Angles and Scots

In the 4th and 5th centuries AD Europe saw the large scale movement of barbarian peoples, such as Vandals, Goths and Huns, which contributed to the collapse of the Roman Empire. In Roman Britain the withdrawal of the military government in c.AD410 led to the fragmentation of society and the emergence of a series of petty kingdoms. Beyond the Empire’s northern frontier on Hadrian’s Wall society had traditionally consisted of separate kingdoms, and it was pressure, particularly from the Picts (from beyond the Forth), apparently in league with migrant Scots (from lreland) and Anglo-Saxons (from Denmark and Germany), which accelerated the collapse of Roman Britain and saw the establishment of new dynasties.

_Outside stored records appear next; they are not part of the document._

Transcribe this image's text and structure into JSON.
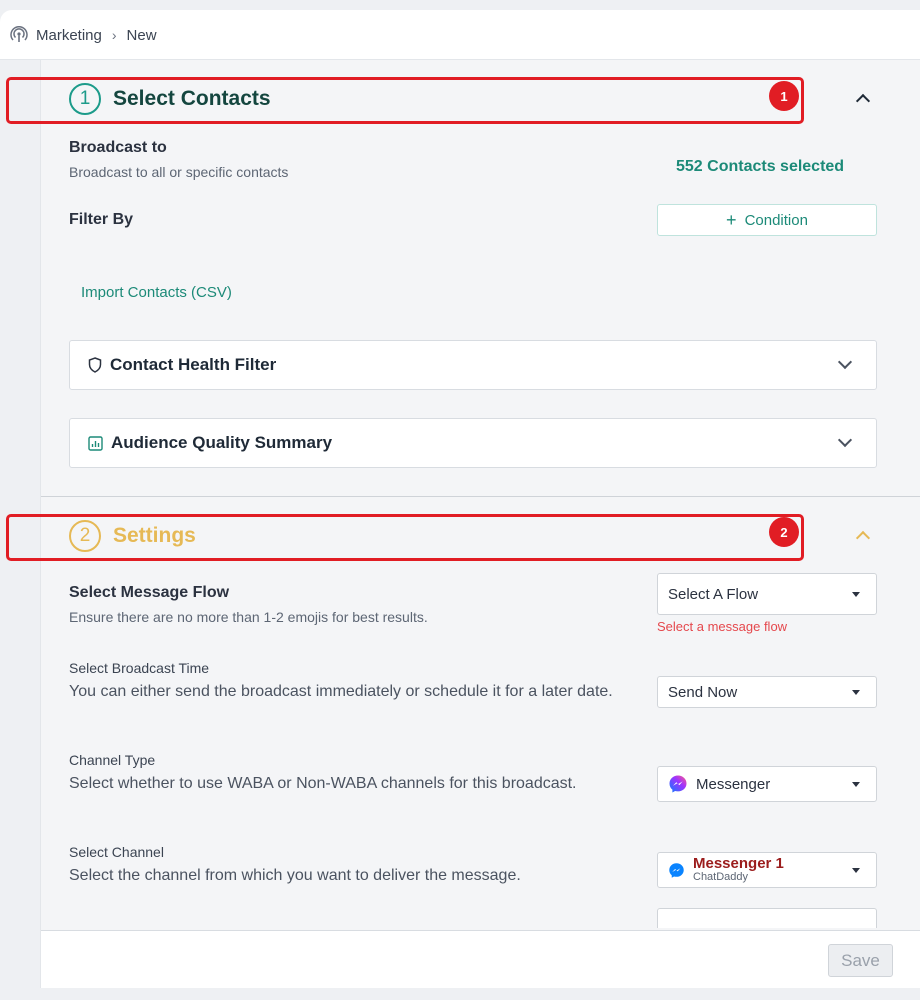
{
  "breadcrumb": {
    "root": "Marketing",
    "current": "New",
    "icon": "broadcast-icon"
  },
  "annotations": [
    "1",
    "2"
  ],
  "select_contacts": {
    "title": "Select Contacts",
    "step": "1",
    "broadcast_to": {
      "label": "Broadcast to",
      "description": "Broadcast to all or specific contacts"
    },
    "contacts_selected": "552 Contacts selected",
    "filter_by": "Filter By",
    "condition_button": "Condition",
    "import_link": "Import Contacts (CSV)",
    "contact_health_filter": "Contact Health Filter",
    "audience_quality_summary": "Audience Quality Summary"
  },
  "settings": {
    "title": "Settings",
    "step": "2",
    "message_flow": {
      "label": "Select Message Flow",
      "description": "Ensure there are no more than 1-2 emojis for best results.",
      "value": "Select A Flow",
      "error": "Select a message flow"
    },
    "broadcast_time": {
      "label": "Select Broadcast Time",
      "description": "You can either send the broadcast immediately or schedule it for a later date.",
      "value": "Send Now"
    },
    "channel_type": {
      "label": "Channel Type",
      "description": "Select whether to use WABA or Non-WABA channels for this broadcast.",
      "value": "Messenger"
    },
    "channel": {
      "label": "Select Channel",
      "description": "Select the channel from which you want to deliver the message.",
      "value": "Messenger 1",
      "sub": "ChatDaddy"
    }
  },
  "footer": {
    "save_label": "Save"
  },
  "colors": {
    "accent": "#1c8a78",
    "settings_accent": "#e6b955",
    "annotation": "#e11d24",
    "error": "#e5484d"
  }
}
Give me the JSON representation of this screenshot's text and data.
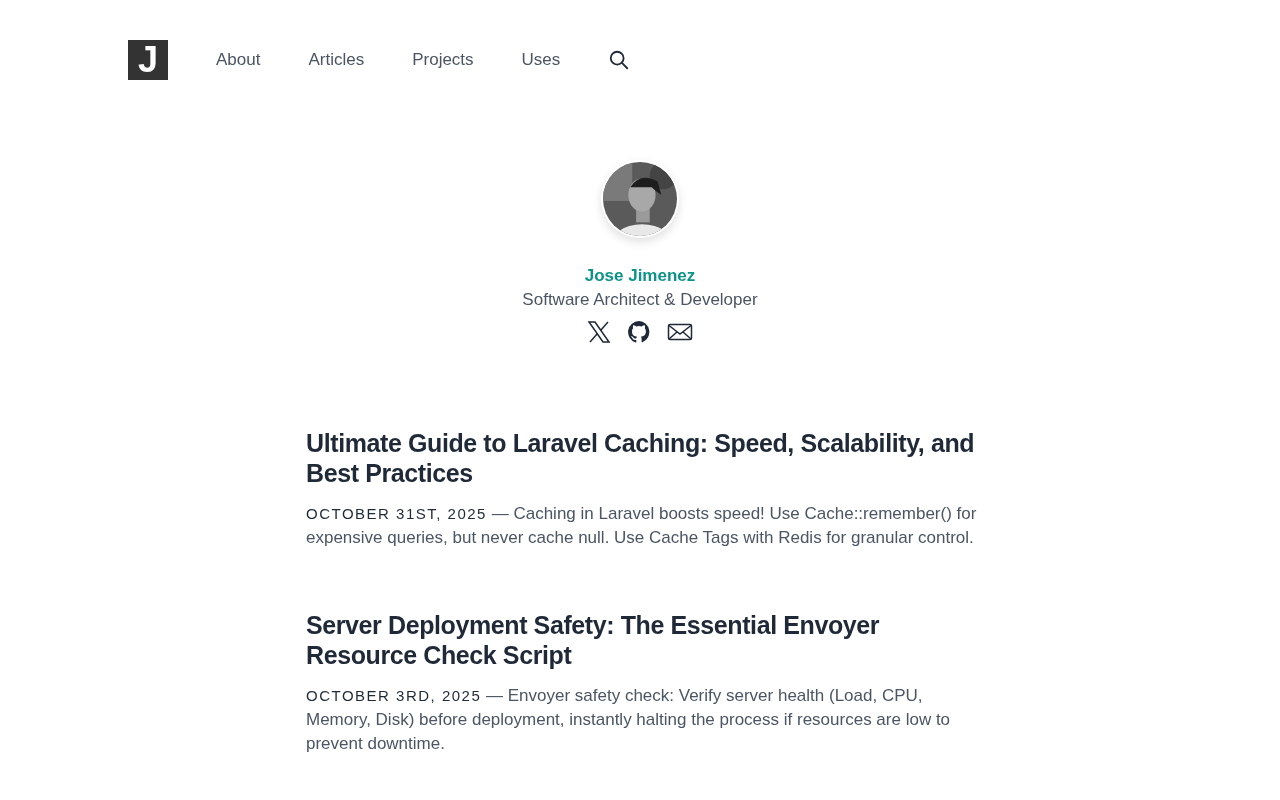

In the 5th and 6th centuries AD the British population of Southern Scotland came under increasing pressure from Gaelic-speaking Scots of Dalriada (Argyll) in the west and from English-speaking Angles of Deira and Bernicia (Yorkshire, Durham, and Northumberland) in the south. Advances by these neighbours were resisted, notably by warriors of the Gododdin (Votadini) who followed the former Roman road Dere Street from Din Eiddyn (Edinburgh) to their defeat at Catraeth (Catterick). Place names suggest that in the Borders the uplands of the west remained British, probably part of the kingdom of Strathclyde, and the arable lowlands of the east became part of Anglian Northumbria.
Although other peoples were to influence the history and population of the Borders, by the end of the 7th century the main ethnic changes had taken place, the landscape had been largely opened up, and the basis of medieval and later rural settlement had been established.